Kecelakaan yang menelan 159 nyawa dan 300 korban luka-luka tersebut dikenal dengan Tragedi Bintaro I. Kejadiannya hari ini, 19 Oktober 33 tahun lalu atau pada 1987. Detik-detik terjadinya musibah yang tercatat sebagai kecelakaan kereta api terparah di Indonesia pasca merdeka tersebut dirangkum dalam Tragedi Kereta Api Bintaro (2019) yang diterbitkan Tempo. 

Penyebabnya

Bila dirunut, kejadian itu bisa ditelusuri dari sekitar pukul setengah tujuh pagi. Mulanya Kereta Api (KA) 220 jurusan Tanah Abang-Rangkasbitung sedikit terlambat saat hendak menuju Stasiun Sudimara. Kereta itu masih perlu beberapa menit lagi untuk menurunkan penumpang di Stasiun Kebayoran.

Pada pukul 6.46, PPKA Stasiun Kebayoran mengabarkan bahwa KA 220 berangkat dari Stasiun Kebayoran menuju Stasiun Sudimara. Kabar ini mengejutkan PPKA Stasiun Sudimara, pasalnya tiga lajur kereta di Stasiun tersebut semuanya terisi, yang salah satunya adalah KA 225. 

“Dalam keadaan seperti itu di stasiun Sudimara tidak mungkin dilakukan persilangan dengan KA 220 yang akan datang dari stasiun Kebayoran seperti lazimnya berlaku sesuai jadwal,” tulis laporan majalah Panji Masyarakat edisi 11-20 November 1987. 

Mengutip Historia, sebelumnya PPKA Sudimara meminta persilangan kereta dilakukan di Stasiun Kebayoran. PPKA Sudimara mengatakan rencana itu sudah disepakati oleh PPKA Kebayoran sebelum KA 220 berangkat dari Kebayoran. 

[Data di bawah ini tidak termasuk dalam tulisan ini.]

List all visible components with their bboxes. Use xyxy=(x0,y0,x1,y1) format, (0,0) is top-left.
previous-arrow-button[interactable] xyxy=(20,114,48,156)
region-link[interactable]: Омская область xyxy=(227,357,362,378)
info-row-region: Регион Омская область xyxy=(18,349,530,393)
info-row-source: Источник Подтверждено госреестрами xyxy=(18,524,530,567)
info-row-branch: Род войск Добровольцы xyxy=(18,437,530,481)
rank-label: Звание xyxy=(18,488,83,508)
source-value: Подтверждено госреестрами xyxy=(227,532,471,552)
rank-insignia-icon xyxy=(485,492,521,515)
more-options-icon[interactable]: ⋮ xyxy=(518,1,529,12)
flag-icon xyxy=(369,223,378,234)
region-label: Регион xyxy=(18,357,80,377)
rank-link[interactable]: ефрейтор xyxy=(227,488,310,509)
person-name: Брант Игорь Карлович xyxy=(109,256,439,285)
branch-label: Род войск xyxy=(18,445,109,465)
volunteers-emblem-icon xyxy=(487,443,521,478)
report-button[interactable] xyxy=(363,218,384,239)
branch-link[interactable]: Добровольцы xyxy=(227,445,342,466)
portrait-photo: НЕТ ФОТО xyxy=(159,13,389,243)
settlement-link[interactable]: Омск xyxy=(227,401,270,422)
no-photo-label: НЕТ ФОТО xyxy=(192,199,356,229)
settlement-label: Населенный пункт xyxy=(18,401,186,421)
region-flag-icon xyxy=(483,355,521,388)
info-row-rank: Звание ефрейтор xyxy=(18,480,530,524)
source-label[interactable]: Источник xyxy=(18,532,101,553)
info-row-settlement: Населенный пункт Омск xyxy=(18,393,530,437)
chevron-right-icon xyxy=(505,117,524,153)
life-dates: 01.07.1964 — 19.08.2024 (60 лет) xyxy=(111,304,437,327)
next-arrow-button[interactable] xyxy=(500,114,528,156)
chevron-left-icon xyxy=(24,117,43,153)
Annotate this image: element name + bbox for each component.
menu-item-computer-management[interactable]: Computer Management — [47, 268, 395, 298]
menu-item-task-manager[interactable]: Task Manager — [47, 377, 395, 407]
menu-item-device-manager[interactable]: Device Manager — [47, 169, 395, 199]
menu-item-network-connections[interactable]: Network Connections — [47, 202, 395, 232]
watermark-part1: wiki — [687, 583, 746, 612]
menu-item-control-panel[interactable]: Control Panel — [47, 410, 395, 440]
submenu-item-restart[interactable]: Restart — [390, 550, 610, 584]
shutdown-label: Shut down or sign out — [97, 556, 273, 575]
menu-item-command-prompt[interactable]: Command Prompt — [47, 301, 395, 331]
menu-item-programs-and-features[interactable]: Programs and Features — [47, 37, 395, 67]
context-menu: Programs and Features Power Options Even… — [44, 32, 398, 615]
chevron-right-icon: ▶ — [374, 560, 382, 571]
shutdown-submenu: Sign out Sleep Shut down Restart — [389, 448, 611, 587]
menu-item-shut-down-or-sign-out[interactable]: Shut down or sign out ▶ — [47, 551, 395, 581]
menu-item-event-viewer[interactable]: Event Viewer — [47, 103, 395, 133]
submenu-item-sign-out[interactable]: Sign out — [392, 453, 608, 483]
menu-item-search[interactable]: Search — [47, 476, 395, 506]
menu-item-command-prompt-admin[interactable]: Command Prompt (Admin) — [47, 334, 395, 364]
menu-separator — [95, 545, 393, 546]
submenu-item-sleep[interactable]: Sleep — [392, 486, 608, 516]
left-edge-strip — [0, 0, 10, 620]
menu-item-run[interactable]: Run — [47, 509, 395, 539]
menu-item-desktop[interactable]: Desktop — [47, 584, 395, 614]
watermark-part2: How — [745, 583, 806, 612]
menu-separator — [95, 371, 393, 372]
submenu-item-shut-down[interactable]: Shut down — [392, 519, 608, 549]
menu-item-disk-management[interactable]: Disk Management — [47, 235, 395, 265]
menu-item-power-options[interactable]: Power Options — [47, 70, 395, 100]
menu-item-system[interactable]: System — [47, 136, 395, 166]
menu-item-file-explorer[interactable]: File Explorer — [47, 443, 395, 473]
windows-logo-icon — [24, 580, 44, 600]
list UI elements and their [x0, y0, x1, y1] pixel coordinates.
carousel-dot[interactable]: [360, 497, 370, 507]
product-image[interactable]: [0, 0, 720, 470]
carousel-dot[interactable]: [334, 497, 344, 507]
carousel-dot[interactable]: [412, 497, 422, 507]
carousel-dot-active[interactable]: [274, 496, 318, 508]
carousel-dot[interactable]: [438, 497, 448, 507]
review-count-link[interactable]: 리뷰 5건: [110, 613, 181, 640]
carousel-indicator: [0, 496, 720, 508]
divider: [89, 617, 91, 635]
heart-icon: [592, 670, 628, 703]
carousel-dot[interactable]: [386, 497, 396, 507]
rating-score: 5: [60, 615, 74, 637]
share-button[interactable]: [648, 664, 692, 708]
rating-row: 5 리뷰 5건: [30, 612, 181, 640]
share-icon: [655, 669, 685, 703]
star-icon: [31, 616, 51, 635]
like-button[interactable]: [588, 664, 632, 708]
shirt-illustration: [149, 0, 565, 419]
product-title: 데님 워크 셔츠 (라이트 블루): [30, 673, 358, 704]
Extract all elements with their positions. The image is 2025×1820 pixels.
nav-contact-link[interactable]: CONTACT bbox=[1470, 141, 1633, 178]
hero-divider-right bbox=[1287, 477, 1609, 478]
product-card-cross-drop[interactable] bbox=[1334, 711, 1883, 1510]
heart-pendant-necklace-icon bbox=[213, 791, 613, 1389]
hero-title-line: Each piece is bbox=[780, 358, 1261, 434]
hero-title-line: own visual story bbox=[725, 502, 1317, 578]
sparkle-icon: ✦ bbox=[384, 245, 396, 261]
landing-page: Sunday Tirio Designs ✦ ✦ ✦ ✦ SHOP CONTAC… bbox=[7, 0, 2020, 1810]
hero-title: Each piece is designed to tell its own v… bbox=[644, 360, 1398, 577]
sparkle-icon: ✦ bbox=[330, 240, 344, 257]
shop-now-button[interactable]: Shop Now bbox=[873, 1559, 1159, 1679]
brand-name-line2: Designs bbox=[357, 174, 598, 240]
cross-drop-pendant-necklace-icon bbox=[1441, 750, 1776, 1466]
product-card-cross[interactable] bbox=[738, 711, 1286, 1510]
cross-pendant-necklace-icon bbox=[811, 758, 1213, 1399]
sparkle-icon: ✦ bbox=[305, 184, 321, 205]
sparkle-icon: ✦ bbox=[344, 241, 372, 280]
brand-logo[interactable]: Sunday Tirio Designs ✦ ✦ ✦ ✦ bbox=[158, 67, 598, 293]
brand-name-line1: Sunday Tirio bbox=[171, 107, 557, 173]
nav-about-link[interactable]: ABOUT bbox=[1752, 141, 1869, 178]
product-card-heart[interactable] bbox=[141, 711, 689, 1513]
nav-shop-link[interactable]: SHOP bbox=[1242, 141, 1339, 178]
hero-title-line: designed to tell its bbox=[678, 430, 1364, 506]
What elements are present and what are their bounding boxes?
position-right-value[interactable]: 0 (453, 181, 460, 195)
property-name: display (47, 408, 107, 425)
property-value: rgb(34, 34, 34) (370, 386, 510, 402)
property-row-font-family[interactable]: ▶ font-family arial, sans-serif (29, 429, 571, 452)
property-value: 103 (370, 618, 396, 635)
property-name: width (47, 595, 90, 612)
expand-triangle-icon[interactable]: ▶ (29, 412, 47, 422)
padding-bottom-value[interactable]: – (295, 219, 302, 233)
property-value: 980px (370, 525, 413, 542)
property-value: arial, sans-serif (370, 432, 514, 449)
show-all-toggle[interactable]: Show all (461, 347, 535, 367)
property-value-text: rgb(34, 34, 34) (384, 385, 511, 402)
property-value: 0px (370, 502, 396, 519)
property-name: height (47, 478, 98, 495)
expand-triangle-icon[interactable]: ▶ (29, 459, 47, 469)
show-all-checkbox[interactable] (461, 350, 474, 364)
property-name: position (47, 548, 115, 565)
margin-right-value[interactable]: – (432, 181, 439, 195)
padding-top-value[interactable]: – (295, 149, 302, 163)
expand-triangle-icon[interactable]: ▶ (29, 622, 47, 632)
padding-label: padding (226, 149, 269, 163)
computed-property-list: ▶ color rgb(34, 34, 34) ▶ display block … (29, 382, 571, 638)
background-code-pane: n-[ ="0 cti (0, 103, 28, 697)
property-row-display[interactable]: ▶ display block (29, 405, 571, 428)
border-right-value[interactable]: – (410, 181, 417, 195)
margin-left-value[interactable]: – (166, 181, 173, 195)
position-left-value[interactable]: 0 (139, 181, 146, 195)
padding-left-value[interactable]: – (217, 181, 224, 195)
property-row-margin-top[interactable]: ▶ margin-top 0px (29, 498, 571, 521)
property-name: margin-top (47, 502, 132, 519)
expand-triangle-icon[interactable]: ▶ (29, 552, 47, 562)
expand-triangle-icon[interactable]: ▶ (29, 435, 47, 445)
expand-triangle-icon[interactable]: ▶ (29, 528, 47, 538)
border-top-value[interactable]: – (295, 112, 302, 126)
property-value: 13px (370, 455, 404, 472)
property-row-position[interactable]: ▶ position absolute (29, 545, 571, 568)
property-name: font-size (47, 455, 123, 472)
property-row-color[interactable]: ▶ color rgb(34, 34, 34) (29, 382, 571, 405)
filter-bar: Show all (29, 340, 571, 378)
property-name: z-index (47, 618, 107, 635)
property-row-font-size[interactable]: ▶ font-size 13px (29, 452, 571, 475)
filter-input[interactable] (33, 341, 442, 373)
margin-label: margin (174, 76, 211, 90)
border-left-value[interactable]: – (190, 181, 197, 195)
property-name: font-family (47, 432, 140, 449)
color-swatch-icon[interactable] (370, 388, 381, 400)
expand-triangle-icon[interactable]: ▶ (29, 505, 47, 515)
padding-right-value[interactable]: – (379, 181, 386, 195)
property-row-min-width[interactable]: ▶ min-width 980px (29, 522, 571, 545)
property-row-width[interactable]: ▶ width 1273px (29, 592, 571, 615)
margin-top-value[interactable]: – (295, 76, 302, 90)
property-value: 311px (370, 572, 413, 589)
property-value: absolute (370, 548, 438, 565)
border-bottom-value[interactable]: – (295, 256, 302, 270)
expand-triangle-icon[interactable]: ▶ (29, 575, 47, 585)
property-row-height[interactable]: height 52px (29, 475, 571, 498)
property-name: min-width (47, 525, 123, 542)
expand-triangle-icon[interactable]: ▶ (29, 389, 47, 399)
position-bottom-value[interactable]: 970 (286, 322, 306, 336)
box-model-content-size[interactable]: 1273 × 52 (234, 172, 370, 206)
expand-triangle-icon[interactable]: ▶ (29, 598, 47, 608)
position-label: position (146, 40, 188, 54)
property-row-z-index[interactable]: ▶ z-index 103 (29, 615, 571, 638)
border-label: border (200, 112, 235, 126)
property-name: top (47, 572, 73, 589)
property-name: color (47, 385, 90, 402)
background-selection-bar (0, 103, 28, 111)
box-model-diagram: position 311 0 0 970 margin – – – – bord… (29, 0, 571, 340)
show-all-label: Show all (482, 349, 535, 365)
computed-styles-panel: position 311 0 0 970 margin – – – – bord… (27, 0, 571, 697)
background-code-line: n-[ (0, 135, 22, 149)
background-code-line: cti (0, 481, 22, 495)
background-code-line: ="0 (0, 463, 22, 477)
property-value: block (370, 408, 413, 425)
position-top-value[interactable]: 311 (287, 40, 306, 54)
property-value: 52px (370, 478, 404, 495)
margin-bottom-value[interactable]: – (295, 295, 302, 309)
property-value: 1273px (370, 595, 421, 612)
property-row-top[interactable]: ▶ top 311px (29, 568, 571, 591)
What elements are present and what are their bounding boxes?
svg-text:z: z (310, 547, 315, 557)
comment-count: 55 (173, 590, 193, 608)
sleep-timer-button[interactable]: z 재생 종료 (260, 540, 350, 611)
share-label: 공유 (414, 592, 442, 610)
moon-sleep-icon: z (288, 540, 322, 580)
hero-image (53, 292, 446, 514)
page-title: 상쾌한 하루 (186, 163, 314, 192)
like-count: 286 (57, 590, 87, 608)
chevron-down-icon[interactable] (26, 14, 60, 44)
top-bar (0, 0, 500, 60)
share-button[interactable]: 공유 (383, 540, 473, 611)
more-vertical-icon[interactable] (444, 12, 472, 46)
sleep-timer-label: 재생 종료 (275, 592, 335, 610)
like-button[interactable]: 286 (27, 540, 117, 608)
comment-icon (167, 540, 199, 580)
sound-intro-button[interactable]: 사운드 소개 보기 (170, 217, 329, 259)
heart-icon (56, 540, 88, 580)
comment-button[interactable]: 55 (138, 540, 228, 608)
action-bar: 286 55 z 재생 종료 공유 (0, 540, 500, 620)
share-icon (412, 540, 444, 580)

Namun yang tidak diketahui, terjadi pergantian PPKA di Stasiun Kebayoran, sedangkan di Stasiun Sudimara tetap. PPKA Kebayoran baru inilah yang tidak mengetahui rencana tersebut. Itulah biang malapetakanya.

Slamet Suradio, Jamhari, Umriyadi, dan kondektur KA 225 Adung Syafei dinyatakan bersalah atas peristiwa tersebut. Pada April 1988, mereka berempat mulai disidang. Slamet divonis lima tahun penjara, Adung Syafei dihukum 2,5 tahun penjara, Umriyadi dan Jamhari masing-masing dihukum 10 bulan penjara.

Kecelakaan tersebut memberikan pelajaran bagi pemerintah Indonesia kala itu. PJKA dan Menteri Perhubungan saat itu diketahui membawa perubahan teknologi, kualitas, dan aturan perkeretaapian Indonesia. Beberapa di antaranya adalah komputerisasi perjalanan kereta, pembuatan rel ganda, dan pelarangan naik ke atap gerbong dan lokomotif bagi penumpang. 

Perlu diketahui bahwa banyaknya jumlah korban juga salah satunya disebabkan oleh penumpang yang melebihi kapasitas kereta. Banyak penumpang yang duduk di atas dan bagian depan kereta. Selain membahayakan diri, juga mengganggu masinis yang menjalankan dan melihat persinyalan kereta.